The ad, available here, shows chicken parts that slither out of meat trays and come together to form a living chicken, who struggles to breathe. A voiceover explains, “Food Lion lures customers into its stores with the promise of ‘cheap chicken.’ For ‘special offers,’ these chickens end up paying the price. Factory farmers force them to live in appalling conditions and in constant pain.”
PETA President Ingrid Newkirk says, “Anyone who is shocked by the graphic content of PETA’s ad would probably be even more disturbed to see how these chickens are kept in windowless sheds, are bred to grow so fat so fast that they can’t bear their own weight, and have their throats cut open while they’re still conscious. We urge everyone to consider the true cost of every piece of cheap chicken and try vegan food selections instead.”
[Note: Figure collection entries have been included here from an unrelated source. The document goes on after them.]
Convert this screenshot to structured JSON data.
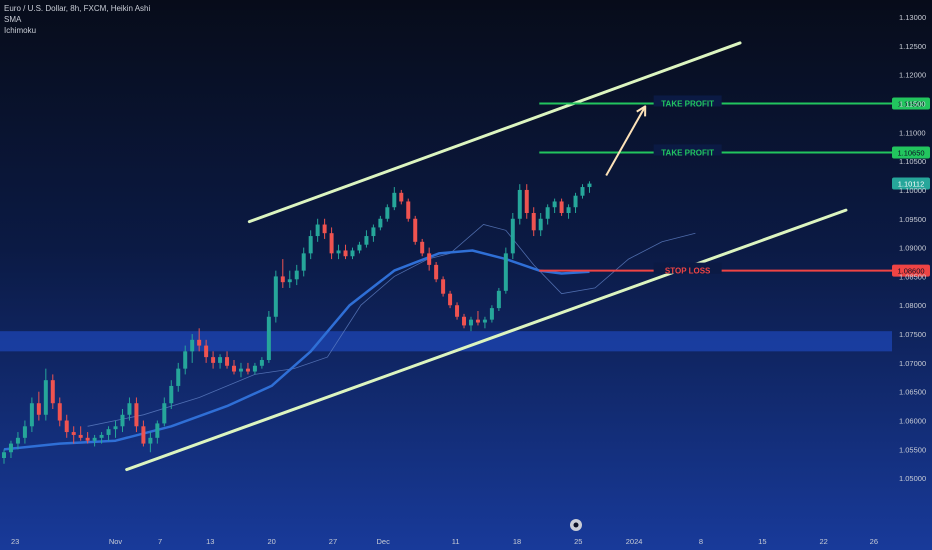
{
  "header": {
    "title": "Euro / U.S. Dollar, 8h, FXCM, Heikin Ashi",
    "indicators": [
      "SMA",
      "Ichimoku"
    ]
  },
  "colors": {
    "bg_top": "#070c1a",
    "bg_bottom": "#183a9a",
    "up": "#26a69a",
    "down": "#ef5350",
    "sma": "#2f6fd6",
    "ichimoku": "#5f7fc4",
    "channel": "#dcf5c0",
    "take_profit": "#22c55e",
    "stop_loss": "#ef4444",
    "arrow": "#fde2b8",
    "zone": "#1e46b4",
    "price_badge": "#26a69a"
  },
  "chart_data": {
    "type": "candlestick",
    "title": "Euro / U.S. Dollar, 8h, FXCM, Heikin Ashi",
    "price_axis": {
      "min": 1.045,
      "max": 1.13,
      "ticks": [
        "1.13000",
        "1.12500",
        "1.12000",
        "1.11500",
        "1.11000",
        "1.10500",
        "1.10000",
        "1.09500",
        "1.09000",
        "1.08500",
        "1.08000",
        "1.07500",
        "1.07000",
        "1.06500",
        "1.06000",
        "1.05500",
        "1.05000"
      ]
    },
    "time_axis": {
      "bar_range": [
        0,
        158
      ],
      "labels": [
        {
          "text": "23",
          "bar": 2
        },
        {
          "text": "Nov",
          "bar": 20
        },
        {
          "text": "7",
          "bar": 28
        },
        {
          "text": "13",
          "bar": 37
        },
        {
          "text": "20",
          "bar": 48
        },
        {
          "text": "27",
          "bar": 59
        },
        {
          "text": "Dec",
          "bar": 68
        },
        {
          "text": "11",
          "bar": 81
        },
        {
          "text": "18",
          "bar": 92
        },
        {
          "text": "25",
          "bar": 103
        },
        {
          "text": "2024",
          "bar": 113
        },
        {
          "text": "8",
          "bar": 125
        },
        {
          "text": "15",
          "bar": 136
        },
        {
          "text": "22",
          "bar": 147
        },
        {
          "text": "26",
          "bar": 156
        }
      ]
    },
    "candles": [
      [
        1.0535,
        1.055,
        1.0525,
        1.0545
      ],
      [
        1.0545,
        1.0565,
        1.0535,
        1.056
      ],
      [
        1.056,
        1.058,
        1.055,
        1.057
      ],
      [
        1.057,
        1.06,
        1.056,
        1.059
      ],
      [
        1.059,
        1.064,
        1.058,
        1.063
      ],
      [
        1.063,
        1.065,
        1.06,
        1.061
      ],
      [
        1.061,
        1.069,
        1.06,
        1.067
      ],
      [
        1.067,
        1.068,
        1.062,
        1.063
      ],
      [
        1.063,
        1.064,
        1.059,
        1.06
      ],
      [
        1.06,
        1.061,
        1.057,
        1.058
      ],
      [
        1.058,
        1.059,
        1.056,
        1.0575
      ],
      [
        1.0575,
        1.059,
        1.0565,
        1.057
      ],
      [
        1.057,
        1.058,
        1.056,
        1.0565
      ],
      [
        1.0565,
        1.0575,
        1.0555,
        1.057
      ],
      [
        1.057,
        1.058,
        1.056,
        1.0575
      ],
      [
        1.0575,
        1.059,
        1.0565,
        1.0585
      ],
      [
        1.0585,
        1.06,
        1.057,
        1.059
      ],
      [
        1.059,
        1.062,
        1.058,
        1.061
      ],
      [
        1.061,
        1.064,
        1.06,
        1.063
      ],
      [
        1.063,
        1.064,
        1.058,
        1.059
      ],
      [
        1.059,
        1.06,
        1.0555,
        1.056
      ],
      [
        1.056,
        1.058,
        1.0545,
        1.057
      ],
      [
        1.057,
        1.06,
        1.056,
        1.0595
      ],
      [
        1.0595,
        1.064,
        1.059,
        1.063
      ],
      [
        1.063,
        1.067,
        1.062,
        1.066
      ],
      [
        1.066,
        1.07,
        1.065,
        1.069
      ],
      [
        1.069,
        1.073,
        1.068,
        1.072
      ],
      [
        1.072,
        1.075,
        1.07,
        1.074
      ],
      [
        1.074,
        1.076,
        1.072,
        1.073
      ],
      [
        1.073,
        1.074,
        1.07,
        1.071
      ],
      [
        1.071,
        1.072,
        1.069,
        1.07
      ],
      [
        1.07,
        1.0715,
        1.069,
        1.071
      ],
      [
        1.071,
        1.072,
        1.069,
        1.0695
      ],
      [
        1.0695,
        1.0705,
        1.068,
        1.0685
      ],
      [
        1.0685,
        1.07,
        1.0675,
        1.069
      ],
      [
        1.069,
        1.07,
        1.068,
        1.0685
      ],
      [
        1.0685,
        1.07,
        1.068,
        1.0695
      ],
      [
        1.0695,
        1.071,
        1.069,
        1.0705
      ],
      [
        1.0705,
        1.079,
        1.07,
        1.078
      ],
      [
        1.078,
        1.086,
        1.077,
        1.085
      ],
      [
        1.085,
        1.088,
        1.083,
        1.084
      ],
      [
        1.084,
        1.086,
        1.083,
        1.0845
      ],
      [
        1.0845,
        1.087,
        1.0835,
        1.086
      ],
      [
        1.086,
        1.09,
        1.085,
        1.089
      ],
      [
        1.089,
        1.093,
        1.088,
        1.092
      ],
      [
        1.092,
        1.095,
        1.091,
        1.094
      ],
      [
        1.094,
        1.095,
        1.0915,
        1.0925
      ],
      [
        1.0925,
        1.0935,
        1.088,
        1.089
      ],
      [
        1.089,
        1.0905,
        1.088,
        1.0895
      ],
      [
        1.0895,
        1.0905,
        1.088,
        1.0885
      ],
      [
        1.0885,
        1.09,
        1.088,
        1.0895
      ],
      [
        1.0895,
        1.091,
        1.089,
        1.0905
      ],
      [
        1.0905,
        1.093,
        1.09,
        1.092
      ],
      [
        1.092,
        1.094,
        1.091,
        1.0935
      ],
      [
        1.0935,
        1.0955,
        1.093,
        1.095
      ],
      [
        1.095,
        1.0975,
        1.0945,
        1.097
      ],
      [
        1.097,
        1.1005,
        1.0965,
        1.0995
      ],
      [
        1.0995,
        1.1,
        1.0975,
        1.098
      ],
      [
        1.098,
        1.0985,
        1.0945,
        1.095
      ],
      [
        1.095,
        1.0955,
        1.0905,
        1.091
      ],
      [
        1.091,
        1.0915,
        1.0885,
        1.089
      ],
      [
        1.089,
        1.09,
        1.086,
        1.087
      ],
      [
        1.087,
        1.0875,
        1.084,
        1.0845
      ],
      [
        1.0845,
        1.085,
        1.0815,
        1.082
      ],
      [
        1.082,
        1.0825,
        1.0795,
        1.08
      ],
      [
        1.08,
        1.0805,
        1.0775,
        1.078
      ],
      [
        1.078,
        1.0785,
        1.076,
        1.0765
      ],
      [
        1.0765,
        1.078,
        1.0755,
        1.0775
      ],
      [
        1.0775,
        1.079,
        1.0765,
        1.077
      ],
      [
        1.077,
        1.078,
        1.076,
        1.0775
      ],
      [
        1.0775,
        1.08,
        1.077,
        1.0795
      ],
      [
        1.0795,
        1.083,
        1.079,
        1.0825
      ],
      [
        1.0825,
        1.09,
        1.082,
        1.089
      ],
      [
        1.089,
        1.096,
        1.088,
        1.095
      ],
      [
        1.095,
        1.101,
        1.094,
        1.1
      ],
      [
        1.1,
        1.101,
        1.095,
        1.096
      ],
      [
        1.096,
        1.097,
        1.092,
        1.093
      ],
      [
        1.093,
        1.096,
        1.092,
        1.095
      ],
      [
        1.095,
        1.0975,
        1.094,
        1.097
      ],
      [
        1.097,
        1.0985,
        1.096,
        1.098
      ],
      [
        1.098,
        1.0985,
        1.0955,
        1.096
      ],
      [
        1.096,
        1.0975,
        1.095,
        1.097
      ],
      [
        1.097,
        1.0995,
        1.096,
        1.099
      ],
      [
        1.099,
        1.101,
        1.0985,
        1.1005
      ],
      [
        1.1005,
        1.1015,
        1.0995,
        1.1011
      ]
    ],
    "candle_start_bar": 0,
    "candle_step": 1.25,
    "sma": [
      [
        0,
        1.055
      ],
      [
        10,
        1.056
      ],
      [
        20,
        1.0565
      ],
      [
        30,
        1.059
      ],
      [
        40,
        1.0625
      ],
      [
        48,
        1.066
      ],
      [
        55,
        1.072
      ],
      [
        62,
        1.08
      ],
      [
        70,
        1.086
      ],
      [
        78,
        1.089
      ],
      [
        84,
        1.0895
      ],
      [
        90,
        1.088
      ],
      [
        96,
        1.086
      ],
      [
        100,
        1.0855
      ],
      [
        105,
        1.0858
      ]
    ],
    "ichimoku_cloud": [
      [
        15,
        1.059
      ],
      [
        25,
        1.061
      ],
      [
        35,
        1.064
      ],
      [
        45,
        1.068
      ],
      [
        52,
        1.069
      ],
      [
        58,
        1.071
      ],
      [
        64,
        1.08
      ],
      [
        70,
        1.085
      ],
      [
        76,
        1.088
      ],
      [
        80,
        1.089
      ],
      [
        86,
        1.094
      ],
      [
        90,
        1.093
      ],
      [
        95,
        1.087
      ],
      [
        100,
        1.082
      ],
      [
        106,
        1.083
      ],
      [
        112,
        1.088
      ],
      [
        118,
        1.091
      ],
      [
        124,
        1.0925
      ]
    ],
    "channel": [
      {
        "from": [
          44,
          1.0945
        ],
        "to": [
          132,
          1.1255
        ]
      },
      {
        "from": [
          22,
          1.0515
        ],
        "to": [
          151,
          1.0965
        ]
      }
    ],
    "zone": {
      "from": 1.072,
      "to": 1.0755
    },
    "levels": [
      {
        "label": "TAKE PROFIT",
        "price": 1.115,
        "badge": "1.11500",
        "from_bar": 96,
        "kind": "tp"
      },
      {
        "label": "TAKE PROFIT",
        "price": 1.1065,
        "badge": "1.10650",
        "from_bar": 96,
        "kind": "tp"
      },
      {
        "label": "STOP LOSS",
        "price": 1.086,
        "badge": "1.08600",
        "from_bar": 96,
        "kind": "sl"
      }
    ],
    "last_price": "1.10112",
    "arrow": {
      "from": [
        108,
        1.1025
      ],
      "to": [
        115,
        1.1145
      ]
    }
  }
}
As documented by PETA—whose motto reads, in part, that “animals are not ours to eat”—chickens used for food are fed a steady diet of antibiotics and bred to grow so large that their legs often break under their own weight. At the slaughterhouse, they’re shackled upside down and their throats are slit, while others are scalded to death in defeathering tanks.
PETA was inspired to produce the ad after Dutch animal rights group Wakker Dier persuaded a major supermarket chain in the Netherlands to cut back dramatically on the number of specials on “cheap meat.” PETA worked with Wakker Dier and Dutch production company MacGyver Amsterdam to create the new ad, and Dutch actor Rutger Hauer provided the voiceover.